Thanks for this post, David. Regarding the caveat: Clearly there is that problem because, in essence, what happens is an abstract form of screen scraping. But, I am rather confident that the problem is tractable in the proposed approach:

- A quality control mechanism at the end of the server's crawling process can detect that something is wrong with the Trace at hand: When an instruction in a Trace is no longer valid, the associated call to the headless browser API will result in an error message. This error can be intercepted and is an indication that the Trace has to be re-recorded.

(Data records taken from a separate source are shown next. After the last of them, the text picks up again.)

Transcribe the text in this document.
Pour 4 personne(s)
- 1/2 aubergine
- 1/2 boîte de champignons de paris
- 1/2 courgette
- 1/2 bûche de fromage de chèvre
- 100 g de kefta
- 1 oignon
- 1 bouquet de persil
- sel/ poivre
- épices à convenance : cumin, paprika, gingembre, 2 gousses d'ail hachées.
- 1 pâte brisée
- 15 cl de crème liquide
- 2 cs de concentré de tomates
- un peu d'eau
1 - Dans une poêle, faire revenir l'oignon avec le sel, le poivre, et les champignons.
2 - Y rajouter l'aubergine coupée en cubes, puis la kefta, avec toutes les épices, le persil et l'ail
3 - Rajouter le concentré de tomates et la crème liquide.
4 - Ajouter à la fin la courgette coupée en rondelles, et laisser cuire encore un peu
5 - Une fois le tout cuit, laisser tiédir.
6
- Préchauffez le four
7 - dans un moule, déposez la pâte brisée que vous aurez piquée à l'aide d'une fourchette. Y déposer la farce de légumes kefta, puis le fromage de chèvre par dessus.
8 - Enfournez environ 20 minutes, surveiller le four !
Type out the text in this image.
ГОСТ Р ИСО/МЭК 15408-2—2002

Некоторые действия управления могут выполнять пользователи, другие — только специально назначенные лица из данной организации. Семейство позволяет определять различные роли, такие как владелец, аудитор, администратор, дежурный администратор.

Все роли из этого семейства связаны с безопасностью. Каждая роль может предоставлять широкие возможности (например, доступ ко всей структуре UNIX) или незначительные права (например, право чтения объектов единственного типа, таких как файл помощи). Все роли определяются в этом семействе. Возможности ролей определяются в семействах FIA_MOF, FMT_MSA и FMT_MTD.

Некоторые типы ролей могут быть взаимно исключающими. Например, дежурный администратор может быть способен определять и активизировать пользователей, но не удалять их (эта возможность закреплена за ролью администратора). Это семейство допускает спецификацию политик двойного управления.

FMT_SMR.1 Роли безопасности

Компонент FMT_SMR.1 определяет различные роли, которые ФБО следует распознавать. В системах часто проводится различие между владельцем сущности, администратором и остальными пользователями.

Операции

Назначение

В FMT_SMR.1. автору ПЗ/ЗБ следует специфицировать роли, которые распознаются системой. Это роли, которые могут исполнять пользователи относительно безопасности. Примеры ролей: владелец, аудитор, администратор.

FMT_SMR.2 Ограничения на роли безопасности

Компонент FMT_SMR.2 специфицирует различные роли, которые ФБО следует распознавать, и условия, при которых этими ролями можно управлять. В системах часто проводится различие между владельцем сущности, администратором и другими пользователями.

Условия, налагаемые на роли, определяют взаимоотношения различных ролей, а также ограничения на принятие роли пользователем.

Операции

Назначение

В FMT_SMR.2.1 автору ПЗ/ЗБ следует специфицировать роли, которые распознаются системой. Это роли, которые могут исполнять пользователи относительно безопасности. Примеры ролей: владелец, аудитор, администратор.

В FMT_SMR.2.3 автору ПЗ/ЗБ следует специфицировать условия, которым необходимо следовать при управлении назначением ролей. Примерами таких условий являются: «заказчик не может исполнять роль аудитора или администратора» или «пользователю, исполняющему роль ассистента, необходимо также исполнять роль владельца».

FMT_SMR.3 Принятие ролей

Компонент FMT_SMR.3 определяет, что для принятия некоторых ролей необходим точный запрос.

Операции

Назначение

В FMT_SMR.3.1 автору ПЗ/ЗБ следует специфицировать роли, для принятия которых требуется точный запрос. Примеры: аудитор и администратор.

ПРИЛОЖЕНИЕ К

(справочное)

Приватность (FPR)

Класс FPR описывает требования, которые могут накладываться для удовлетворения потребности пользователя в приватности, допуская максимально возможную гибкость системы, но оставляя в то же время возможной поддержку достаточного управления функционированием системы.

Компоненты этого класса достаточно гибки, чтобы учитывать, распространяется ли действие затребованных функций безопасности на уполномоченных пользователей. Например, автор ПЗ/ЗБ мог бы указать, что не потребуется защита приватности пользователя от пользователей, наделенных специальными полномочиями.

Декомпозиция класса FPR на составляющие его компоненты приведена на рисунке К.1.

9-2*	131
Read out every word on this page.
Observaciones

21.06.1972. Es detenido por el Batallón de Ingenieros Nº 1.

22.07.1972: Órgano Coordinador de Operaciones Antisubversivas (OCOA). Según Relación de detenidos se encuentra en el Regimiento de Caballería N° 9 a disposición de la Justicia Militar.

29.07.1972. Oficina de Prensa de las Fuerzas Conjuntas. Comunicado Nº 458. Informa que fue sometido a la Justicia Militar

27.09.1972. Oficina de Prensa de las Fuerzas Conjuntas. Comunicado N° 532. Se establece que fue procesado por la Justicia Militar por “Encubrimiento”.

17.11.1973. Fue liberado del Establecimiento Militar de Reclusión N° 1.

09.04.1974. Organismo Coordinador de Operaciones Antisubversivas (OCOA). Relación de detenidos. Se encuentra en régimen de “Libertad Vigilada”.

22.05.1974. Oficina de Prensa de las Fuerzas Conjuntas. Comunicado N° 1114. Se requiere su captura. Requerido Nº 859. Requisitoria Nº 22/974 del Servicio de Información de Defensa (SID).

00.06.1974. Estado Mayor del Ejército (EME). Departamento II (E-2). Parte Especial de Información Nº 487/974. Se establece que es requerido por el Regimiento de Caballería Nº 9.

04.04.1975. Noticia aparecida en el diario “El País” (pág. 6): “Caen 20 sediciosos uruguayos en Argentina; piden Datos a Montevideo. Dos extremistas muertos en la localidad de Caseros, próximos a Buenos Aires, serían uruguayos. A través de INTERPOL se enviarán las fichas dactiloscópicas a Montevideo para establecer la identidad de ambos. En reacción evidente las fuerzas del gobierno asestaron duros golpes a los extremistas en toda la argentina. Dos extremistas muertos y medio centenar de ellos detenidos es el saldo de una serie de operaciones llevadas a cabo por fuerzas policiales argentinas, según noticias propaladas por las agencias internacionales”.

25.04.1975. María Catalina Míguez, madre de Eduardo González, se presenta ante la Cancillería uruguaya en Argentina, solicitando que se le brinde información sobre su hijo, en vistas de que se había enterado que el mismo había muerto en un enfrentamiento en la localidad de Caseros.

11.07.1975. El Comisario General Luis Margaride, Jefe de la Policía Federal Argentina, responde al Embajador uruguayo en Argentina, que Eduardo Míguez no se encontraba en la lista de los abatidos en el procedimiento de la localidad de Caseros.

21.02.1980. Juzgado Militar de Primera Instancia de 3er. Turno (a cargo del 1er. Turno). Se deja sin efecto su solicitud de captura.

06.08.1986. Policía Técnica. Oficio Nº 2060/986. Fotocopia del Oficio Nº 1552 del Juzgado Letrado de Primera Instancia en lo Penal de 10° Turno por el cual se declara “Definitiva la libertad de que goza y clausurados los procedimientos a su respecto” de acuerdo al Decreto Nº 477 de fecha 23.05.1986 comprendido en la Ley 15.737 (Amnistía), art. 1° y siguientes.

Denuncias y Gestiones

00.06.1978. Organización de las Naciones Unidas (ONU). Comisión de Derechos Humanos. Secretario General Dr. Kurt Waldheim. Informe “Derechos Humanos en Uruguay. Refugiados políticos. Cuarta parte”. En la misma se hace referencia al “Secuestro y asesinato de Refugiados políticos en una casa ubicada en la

- One can imagine acting automatically upon such an error condition: There could be an alerting mechanism from the server-side crawler environment to the shared repository when a Trace doesn't work anymore. If the repository is - say - GitHub, this could be done by automatically posting an Issue.

David. said...

I don't think it will be adequate to depend on getting an error from the headless browser to detect that a Trace is obsolete. In our experience one of the big difficulties in detecting that a site has optimized the user's experience is soft-403 and soft-404 responses. Some mechanism similar to that Rene Voorburg implemented for robustify.js will be needed in addition:

"I just uploaded a new version of the robustify.js helper script (https://github.com/renevoorburg/robustify.js) that attempts to recognize soft-404s. It does so by forcing a '404' with a random request and comparing the results of that with the results of the original request (using fuzzy hashing). It seems to work very well but I am missing a good test set of soft 404's."

Michael L. Nelson said...

I take your point about soft 403s/404s, but I think the headless browser would catch errors when the html template has changed: it will presumably throw an error when a particular kind of div/class/id/etc. is no longer in the html and it can no longer perform some action that it was supposed to do (and thus not even resulting in an http request).